Implications for dealmakers
India’s M&A trends have important implications for dealmakers.
Don’t sit it out. The year 2022 should be a bumper year for M&A in India. Executive teams know this is a unique moment of transformation and that M&A has an important role to play. Our research clearly indicates that winners reshape portfolios in times of turbulence. During the 2008 financial crisis, for example, Indian companies that acquired or divested outperformed their peers two to one in earnings before interest and taxes growth over the subsequent five years.

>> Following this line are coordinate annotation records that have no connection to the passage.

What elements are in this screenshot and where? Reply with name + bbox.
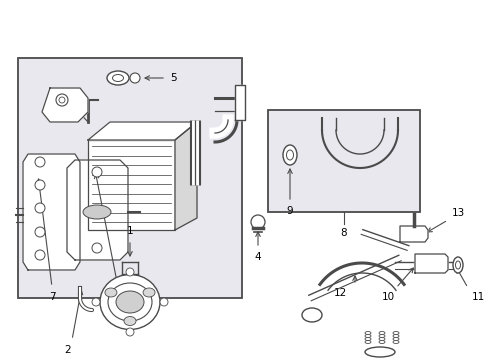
Circle shape: [59, 97, 65, 103]
Circle shape: [130, 73, 140, 83]
Circle shape: [35, 250, 45, 260]
Text: 11: 11: [472, 292, 485, 302]
Circle shape: [92, 298, 100, 306]
Ellipse shape: [365, 347, 395, 357]
Text: 10: 10: [381, 292, 394, 302]
Polygon shape: [395, 261, 455, 269]
Polygon shape: [42, 88, 88, 122]
Polygon shape: [175, 122, 197, 230]
Text: 13: 13: [452, 208, 465, 218]
Bar: [88, 140, 175, 230]
Text: 6: 6: [115, 292, 122, 302]
Circle shape: [35, 157, 45, 167]
Ellipse shape: [393, 341, 399, 343]
Text: 2: 2: [65, 345, 72, 355]
Ellipse shape: [365, 338, 371, 341]
Ellipse shape: [379, 341, 385, 343]
Ellipse shape: [100, 274, 160, 329]
Polygon shape: [309, 255, 401, 301]
Ellipse shape: [393, 338, 399, 341]
Polygon shape: [361, 230, 409, 250]
Circle shape: [56, 94, 68, 106]
Ellipse shape: [108, 283, 152, 321]
Ellipse shape: [453, 257, 463, 273]
Bar: [18, 58, 242, 298]
Polygon shape: [400, 226, 428, 242]
Text: 4: 4: [255, 252, 261, 262]
Polygon shape: [67, 160, 128, 260]
Text: 3: 3: [127, 315, 133, 325]
Circle shape: [126, 328, 134, 336]
Ellipse shape: [379, 334, 385, 338]
Polygon shape: [88, 122, 197, 140]
Text: 8: 8: [341, 228, 347, 238]
Ellipse shape: [379, 332, 385, 334]
Ellipse shape: [113, 75, 123, 81]
Circle shape: [251, 215, 265, 229]
Ellipse shape: [283, 145, 297, 165]
Ellipse shape: [107, 71, 129, 85]
Polygon shape: [415, 254, 448, 273]
Ellipse shape: [302, 308, 322, 322]
Text: 12: 12: [333, 288, 346, 298]
Bar: [268, 110, 420, 212]
Ellipse shape: [124, 316, 136, 325]
Text: 9: 9: [287, 206, 294, 216]
Ellipse shape: [287, 150, 294, 160]
Text: 5: 5: [170, 73, 176, 83]
Ellipse shape: [365, 334, 371, 338]
Ellipse shape: [365, 341, 371, 343]
Text: 7: 7: [49, 292, 55, 302]
Ellipse shape: [116, 291, 144, 313]
Ellipse shape: [83, 205, 111, 219]
Circle shape: [92, 167, 102, 177]
Circle shape: [126, 268, 134, 276]
Circle shape: [160, 298, 168, 306]
Ellipse shape: [105, 288, 117, 297]
Ellipse shape: [456, 261, 461, 269]
Polygon shape: [235, 85, 245, 120]
Ellipse shape: [393, 334, 399, 338]
Ellipse shape: [393, 332, 399, 334]
Circle shape: [35, 227, 45, 237]
Polygon shape: [23, 154, 80, 270]
Ellipse shape: [365, 332, 371, 334]
Circle shape: [35, 180, 45, 190]
Ellipse shape: [379, 338, 385, 341]
Circle shape: [92, 243, 102, 253]
Ellipse shape: [143, 288, 155, 297]
Text: 1: 1: [127, 226, 133, 236]
Circle shape: [35, 203, 45, 213]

Companies sometimes feel constrained not by a lack of capital but rather by an executive team’s limited bandwidth and its lack of confidence in successfully integrating a scope acquisition. This is particularly true for first-time buyers, but it also is the case for more seasoned dealmakers doing first-time scope deals. The good news is that the risks in scope deals are known and understood and that a strong playbook can be deployed for value creation.
Reshape the portfolio. Future growth engines (what we call “Engine 2”) can hedge against disruption of a core business, or they can help a company take advantage of shifting business boundaries in newly accessible adjacent markets. Leadership teams must make resource allocation decisions between businesses that will generate cash, drive growth, and boost valuation—and they must use this moment to reshape portfolios through acquisitions and divestitures.
Deploy the appropriate M&A playbook. Done correctly, scope deals can unlock tremendous value. That was the case with Tata Consumer Products, which generated an 84% excess return above the Sensex. Scope deals can be difficult to execute, however, and they can destroy value without the right playbook. First-time buyers need to build a repeatable M&A model for success.
For example, in scope deals, it is not sufficient just to understand the standalone value of a target and joint value creation potential. Dimensions such as culture, sustainability, and consumer sentiment should also be evaluated as a standard part of due diligence. Also, the best companies have a clear integration thesis and an equally clear understanding of the critical few decisions that will make or break the success of the deal. The integration thesis needs to translate the deal thesis into a roadmap of what needs to be integrated (or not integrated), when to integrate, and how to go about the integration.